[Help] [Aide] [Up]

The Cancer Journal - Volume 10, Number 5 (September-October 1997)

editorial


Taiwan, leader pour la prévention des hépatomes malins





Taiwan est le premier pays qui a entrepris et mené a terme un programme général de vaccination contre l'hépatite B. Son bilan, dix ans après le début de ce programme (1) est plus qu'encourageant pour ce qui concerne les cancers hépatocellulaires de l'enfant dont l'incidence et la mortalité furent notablement réduits.

La vaccination d'abord limitée aux nouveaux nés exposés, puis à tous les nouveaux nés, a été progressivement et rapidement appliquée à tous les enfants, puis étendue en six ans aux adultes.

Les hépatomes malins des enfants de 6 a 14 ans avant avant vaccination avaient une incidence de 0,70/100.000; cette incidence a décliné pour atteindre 0,36/100.000 dix ans après le début de la vaccination. Deux facteurs ont du jouer: la progression du nombre d'enfants directement immunisés par le vaccin qui fut effectivement administré à 85-90% de la population préscolaire et scolaire et indirectement l'immunité collective (herd immunity) liée à l'action de masse. La mortalité par cancer hépatocellulaire a décliné de façon parallèle à la baisse de l'incidence.

La rigueur méthodologique et la qualité du travail de dépistage ont eu pour conséquence (paradoxale) l'accroissement de l'incidence des hépatomes chez les adultes. Sans doute s'agit-il d'un accroissement du nombre des cas diagnostiqués et non d'un accroissement absolu. L'augmentation de l'espérance de vie et le rôle possible du virus de l'hépatite C sont des facteurs qui ne peuvent cependant pas être absolument écartés (2).

Pour tous ceux qui prennent connaissance de ce programme et du premier bilan, il est parfaitement clair que Taiwan a pris sur le reste du monde une avance en matière de prévention de l'hépatite B et de ses conséquences. La réduction du nombre des hépatomes de l'enfant est un résultat, modeste au regard de l'investissement, mais qui très probablement annonce la réduction progressive du nombre des cirrhoses post-hépatitiques et des hépatomes malins des adultes. Survenant à une période relativement précoce du développement économique de ce pays de 21 millions d'habitants, cette opération sanitaire nous donne envie de connaître plus précisément sur quels secteurs de la santé les autorités politiques, administratives et médicales ont décidé de porter leurs efforts. Il est probable que l'investissement sera largement bénéficiaire en vies humaines d'ici quelques années, quand s'amorcera la diminution du nombre des cirrhoses et des hépatomes, si fréquents dans le Sud-est asiatique.

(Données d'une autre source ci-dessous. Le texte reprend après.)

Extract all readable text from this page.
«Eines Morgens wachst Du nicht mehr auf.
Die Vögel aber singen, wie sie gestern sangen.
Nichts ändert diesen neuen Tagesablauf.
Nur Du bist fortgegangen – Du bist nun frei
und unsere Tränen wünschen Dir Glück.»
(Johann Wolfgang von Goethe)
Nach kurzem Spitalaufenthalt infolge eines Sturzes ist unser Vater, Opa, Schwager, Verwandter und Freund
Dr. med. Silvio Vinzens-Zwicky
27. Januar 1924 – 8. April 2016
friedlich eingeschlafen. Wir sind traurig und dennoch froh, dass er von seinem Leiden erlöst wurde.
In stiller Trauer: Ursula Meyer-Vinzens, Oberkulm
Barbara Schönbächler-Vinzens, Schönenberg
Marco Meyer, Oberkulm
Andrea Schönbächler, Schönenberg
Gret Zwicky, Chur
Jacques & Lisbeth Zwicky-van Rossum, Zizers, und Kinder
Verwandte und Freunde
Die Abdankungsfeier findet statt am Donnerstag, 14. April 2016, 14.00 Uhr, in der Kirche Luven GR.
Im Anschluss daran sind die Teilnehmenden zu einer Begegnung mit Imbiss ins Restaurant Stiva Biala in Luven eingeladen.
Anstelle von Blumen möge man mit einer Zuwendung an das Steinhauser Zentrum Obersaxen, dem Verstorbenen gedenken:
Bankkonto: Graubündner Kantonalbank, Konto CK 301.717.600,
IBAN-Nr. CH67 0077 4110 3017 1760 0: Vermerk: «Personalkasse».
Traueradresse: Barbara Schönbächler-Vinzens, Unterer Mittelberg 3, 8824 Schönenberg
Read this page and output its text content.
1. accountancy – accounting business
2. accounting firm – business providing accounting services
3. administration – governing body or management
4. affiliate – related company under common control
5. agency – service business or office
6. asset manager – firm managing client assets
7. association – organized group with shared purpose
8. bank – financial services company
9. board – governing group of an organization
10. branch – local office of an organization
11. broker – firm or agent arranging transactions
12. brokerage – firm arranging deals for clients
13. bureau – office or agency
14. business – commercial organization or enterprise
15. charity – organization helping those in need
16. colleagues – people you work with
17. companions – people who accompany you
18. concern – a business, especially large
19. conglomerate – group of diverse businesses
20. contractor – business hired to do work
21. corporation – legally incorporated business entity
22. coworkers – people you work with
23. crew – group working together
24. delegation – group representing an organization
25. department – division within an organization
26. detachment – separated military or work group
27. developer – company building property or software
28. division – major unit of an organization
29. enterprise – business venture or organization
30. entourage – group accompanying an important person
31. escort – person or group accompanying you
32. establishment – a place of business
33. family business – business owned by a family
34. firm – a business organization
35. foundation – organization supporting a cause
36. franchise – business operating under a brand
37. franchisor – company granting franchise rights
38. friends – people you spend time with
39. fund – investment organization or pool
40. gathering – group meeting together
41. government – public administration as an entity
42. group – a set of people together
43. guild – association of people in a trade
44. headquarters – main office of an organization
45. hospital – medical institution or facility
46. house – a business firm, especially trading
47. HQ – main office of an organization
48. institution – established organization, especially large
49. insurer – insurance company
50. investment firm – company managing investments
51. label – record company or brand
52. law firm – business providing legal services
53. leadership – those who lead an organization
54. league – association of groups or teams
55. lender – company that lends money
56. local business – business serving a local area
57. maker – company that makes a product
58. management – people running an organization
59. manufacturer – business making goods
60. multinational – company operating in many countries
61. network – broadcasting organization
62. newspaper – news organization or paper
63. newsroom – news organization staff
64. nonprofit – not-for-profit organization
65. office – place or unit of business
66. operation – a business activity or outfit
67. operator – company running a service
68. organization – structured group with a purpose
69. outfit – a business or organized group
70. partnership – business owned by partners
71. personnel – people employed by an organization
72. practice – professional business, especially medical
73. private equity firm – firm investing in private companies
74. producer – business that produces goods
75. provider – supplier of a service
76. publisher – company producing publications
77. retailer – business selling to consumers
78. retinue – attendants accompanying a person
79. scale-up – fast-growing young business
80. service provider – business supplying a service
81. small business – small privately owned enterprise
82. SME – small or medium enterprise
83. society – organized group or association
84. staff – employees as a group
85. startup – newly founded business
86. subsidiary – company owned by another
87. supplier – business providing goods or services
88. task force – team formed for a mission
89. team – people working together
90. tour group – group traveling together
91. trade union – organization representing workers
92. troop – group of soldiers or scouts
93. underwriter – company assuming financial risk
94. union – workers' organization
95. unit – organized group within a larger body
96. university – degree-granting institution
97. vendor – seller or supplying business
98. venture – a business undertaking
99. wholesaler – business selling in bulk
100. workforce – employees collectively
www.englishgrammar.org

Dès le début des années quatre-vingts, l'idée de vaccination de masse contre le virus de l'hépatite B avait été formulée par l'OMS. Il faudrait comprendre ce qui a déterminé un seul pays a passer a l'acte. Et a réussir. Même s'il s'avérait que la suite du programme était moins favorable que la première étape.

- Faudra-t-il continuer à vacciner les nouveaux nés et pendant combien d'années?
- Quels sont les autres éléments d'un programme de réduction vaccinale des risques de cancer que l'on peut et que l'on doit mettre en oeuvre dans les pays à haut risques? Nous pensons évidemment aux papillomavirus et au virus d'Ebstein-Barr, pour lesquels des vaccins existent, mais ne sont pas commercialisés, ni même expérimentés là grande échelle, faute entre autres d'un "marché solvable".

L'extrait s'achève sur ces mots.